As part of the deal, South Korea agreed to let the United States keep a 2.5 percent tariff on Korean-built cars for five more years, rather than cut it immediately, the sources said.
U.S. negotiators wrapped up several days of talks with South Korean official early on Friday and left the hotel venue north of Washington in a jubilant mood.
"We made substantial progress in our discussions," U.S. Trade Representative Ron Kirk said in a statement after a final meeting with South Korean Trade Minister Kim Jong-hoon.
"It's time for the leaders to review this progress before we move forward," Kirk said.
Once that has been done, "then we will synchronize the same time and date to go into a detailed announcement," the South Korean trade minister said before heading to the airport.
South Korea is the United States' seventh-largest trading partner and eighth-largest export market.

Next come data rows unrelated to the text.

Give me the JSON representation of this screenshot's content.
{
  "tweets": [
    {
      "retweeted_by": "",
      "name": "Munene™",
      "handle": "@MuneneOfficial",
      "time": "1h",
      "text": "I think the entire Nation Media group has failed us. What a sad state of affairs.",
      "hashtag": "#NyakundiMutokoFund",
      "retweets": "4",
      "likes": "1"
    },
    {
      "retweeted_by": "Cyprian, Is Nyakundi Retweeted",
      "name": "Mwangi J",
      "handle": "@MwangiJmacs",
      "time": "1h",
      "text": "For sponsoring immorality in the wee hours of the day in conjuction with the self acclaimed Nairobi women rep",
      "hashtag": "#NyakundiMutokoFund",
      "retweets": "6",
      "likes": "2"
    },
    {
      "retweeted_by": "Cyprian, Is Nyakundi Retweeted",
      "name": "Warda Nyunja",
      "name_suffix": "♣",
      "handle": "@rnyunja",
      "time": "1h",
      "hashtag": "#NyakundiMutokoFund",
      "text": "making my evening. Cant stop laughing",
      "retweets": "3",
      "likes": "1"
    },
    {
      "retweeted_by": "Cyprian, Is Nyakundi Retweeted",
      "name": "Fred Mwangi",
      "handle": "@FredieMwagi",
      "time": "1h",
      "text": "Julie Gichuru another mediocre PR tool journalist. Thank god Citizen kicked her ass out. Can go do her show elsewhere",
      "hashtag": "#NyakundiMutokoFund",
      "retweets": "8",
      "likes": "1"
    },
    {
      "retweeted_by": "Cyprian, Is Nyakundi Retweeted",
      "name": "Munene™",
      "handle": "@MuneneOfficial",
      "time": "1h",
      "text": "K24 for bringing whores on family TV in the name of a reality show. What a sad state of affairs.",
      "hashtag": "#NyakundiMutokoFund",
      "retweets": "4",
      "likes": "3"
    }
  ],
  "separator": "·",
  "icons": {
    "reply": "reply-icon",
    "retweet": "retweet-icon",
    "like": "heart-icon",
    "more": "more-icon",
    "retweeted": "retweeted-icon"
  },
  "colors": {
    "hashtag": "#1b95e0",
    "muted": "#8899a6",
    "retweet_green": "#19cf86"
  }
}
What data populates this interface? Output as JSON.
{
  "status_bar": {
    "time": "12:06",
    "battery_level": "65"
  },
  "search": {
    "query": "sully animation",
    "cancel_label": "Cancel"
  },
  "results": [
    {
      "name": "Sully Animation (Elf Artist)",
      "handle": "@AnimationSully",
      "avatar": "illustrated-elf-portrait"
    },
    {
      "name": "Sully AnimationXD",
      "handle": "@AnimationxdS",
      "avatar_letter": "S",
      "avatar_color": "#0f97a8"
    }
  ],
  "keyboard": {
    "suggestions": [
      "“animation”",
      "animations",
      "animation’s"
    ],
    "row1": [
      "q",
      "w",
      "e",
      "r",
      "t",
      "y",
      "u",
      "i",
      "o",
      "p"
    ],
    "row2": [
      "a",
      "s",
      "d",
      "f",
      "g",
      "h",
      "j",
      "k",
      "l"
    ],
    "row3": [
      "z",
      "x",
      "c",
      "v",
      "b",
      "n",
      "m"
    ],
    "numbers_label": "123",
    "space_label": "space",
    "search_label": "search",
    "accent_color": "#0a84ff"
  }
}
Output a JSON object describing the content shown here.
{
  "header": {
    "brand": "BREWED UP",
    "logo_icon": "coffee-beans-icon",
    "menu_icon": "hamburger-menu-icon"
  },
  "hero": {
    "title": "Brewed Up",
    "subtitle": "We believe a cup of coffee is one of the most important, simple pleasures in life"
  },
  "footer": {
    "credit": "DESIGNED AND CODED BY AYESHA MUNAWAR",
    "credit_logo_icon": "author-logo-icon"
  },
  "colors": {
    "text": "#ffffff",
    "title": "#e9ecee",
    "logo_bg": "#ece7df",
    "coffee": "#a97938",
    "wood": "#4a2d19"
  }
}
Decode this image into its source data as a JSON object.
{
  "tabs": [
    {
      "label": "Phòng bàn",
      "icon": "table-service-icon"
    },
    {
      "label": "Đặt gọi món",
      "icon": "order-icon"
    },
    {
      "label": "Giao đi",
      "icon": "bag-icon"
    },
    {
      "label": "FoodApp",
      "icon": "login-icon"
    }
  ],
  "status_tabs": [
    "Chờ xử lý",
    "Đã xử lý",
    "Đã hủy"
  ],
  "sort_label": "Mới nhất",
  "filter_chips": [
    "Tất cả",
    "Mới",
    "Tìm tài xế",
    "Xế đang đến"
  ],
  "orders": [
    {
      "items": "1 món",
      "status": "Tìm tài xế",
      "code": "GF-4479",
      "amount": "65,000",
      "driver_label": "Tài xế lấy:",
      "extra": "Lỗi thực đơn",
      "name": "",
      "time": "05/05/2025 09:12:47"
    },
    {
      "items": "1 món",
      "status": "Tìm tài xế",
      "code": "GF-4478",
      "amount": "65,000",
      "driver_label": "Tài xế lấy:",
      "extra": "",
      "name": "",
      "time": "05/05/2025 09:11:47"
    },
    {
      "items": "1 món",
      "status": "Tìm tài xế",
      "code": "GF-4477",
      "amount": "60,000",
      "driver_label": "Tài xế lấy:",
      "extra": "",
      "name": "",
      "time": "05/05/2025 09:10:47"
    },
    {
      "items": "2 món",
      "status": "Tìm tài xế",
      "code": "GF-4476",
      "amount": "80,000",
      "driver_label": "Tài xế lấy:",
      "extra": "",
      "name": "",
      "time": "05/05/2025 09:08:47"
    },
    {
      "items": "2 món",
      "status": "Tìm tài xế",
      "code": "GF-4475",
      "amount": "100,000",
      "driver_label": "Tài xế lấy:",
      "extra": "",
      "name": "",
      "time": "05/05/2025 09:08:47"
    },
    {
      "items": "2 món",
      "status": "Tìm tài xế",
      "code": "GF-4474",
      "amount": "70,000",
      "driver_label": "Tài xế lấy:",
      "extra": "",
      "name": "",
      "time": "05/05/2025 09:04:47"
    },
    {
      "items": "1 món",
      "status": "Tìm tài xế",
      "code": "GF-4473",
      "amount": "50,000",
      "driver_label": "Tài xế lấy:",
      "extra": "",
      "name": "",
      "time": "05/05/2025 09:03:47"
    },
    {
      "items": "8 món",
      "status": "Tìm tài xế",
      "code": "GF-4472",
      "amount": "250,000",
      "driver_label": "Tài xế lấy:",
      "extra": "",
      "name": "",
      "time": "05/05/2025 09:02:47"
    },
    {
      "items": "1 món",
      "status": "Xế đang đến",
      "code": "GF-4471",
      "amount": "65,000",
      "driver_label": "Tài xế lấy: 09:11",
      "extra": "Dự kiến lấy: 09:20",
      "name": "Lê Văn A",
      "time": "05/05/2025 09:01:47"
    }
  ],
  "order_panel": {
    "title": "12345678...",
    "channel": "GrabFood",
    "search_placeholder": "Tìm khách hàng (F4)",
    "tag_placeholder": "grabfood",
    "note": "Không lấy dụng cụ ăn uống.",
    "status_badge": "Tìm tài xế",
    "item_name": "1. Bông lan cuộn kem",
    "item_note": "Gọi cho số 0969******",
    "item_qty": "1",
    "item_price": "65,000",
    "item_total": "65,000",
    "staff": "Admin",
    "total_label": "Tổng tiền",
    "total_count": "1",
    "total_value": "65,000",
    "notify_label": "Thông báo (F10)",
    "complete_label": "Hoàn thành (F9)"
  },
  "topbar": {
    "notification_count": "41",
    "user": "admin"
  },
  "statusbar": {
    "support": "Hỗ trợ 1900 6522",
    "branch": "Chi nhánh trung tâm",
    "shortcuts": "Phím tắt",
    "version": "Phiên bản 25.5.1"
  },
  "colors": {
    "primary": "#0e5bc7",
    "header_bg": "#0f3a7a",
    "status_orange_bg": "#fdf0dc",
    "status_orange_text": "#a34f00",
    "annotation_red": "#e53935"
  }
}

Last year, the United States exported $28.6 billion worth of goods to South Korea and imported $39.2 billion of products from that country, for a U.S. deficit of 10.6 billion.
The two countries agreed to work with Finance Committee Chairman Max Baucus to address his concerns about remaining restrictions on imports of U.S. beef, but South Korea did not commit to any immediate action, the sources said.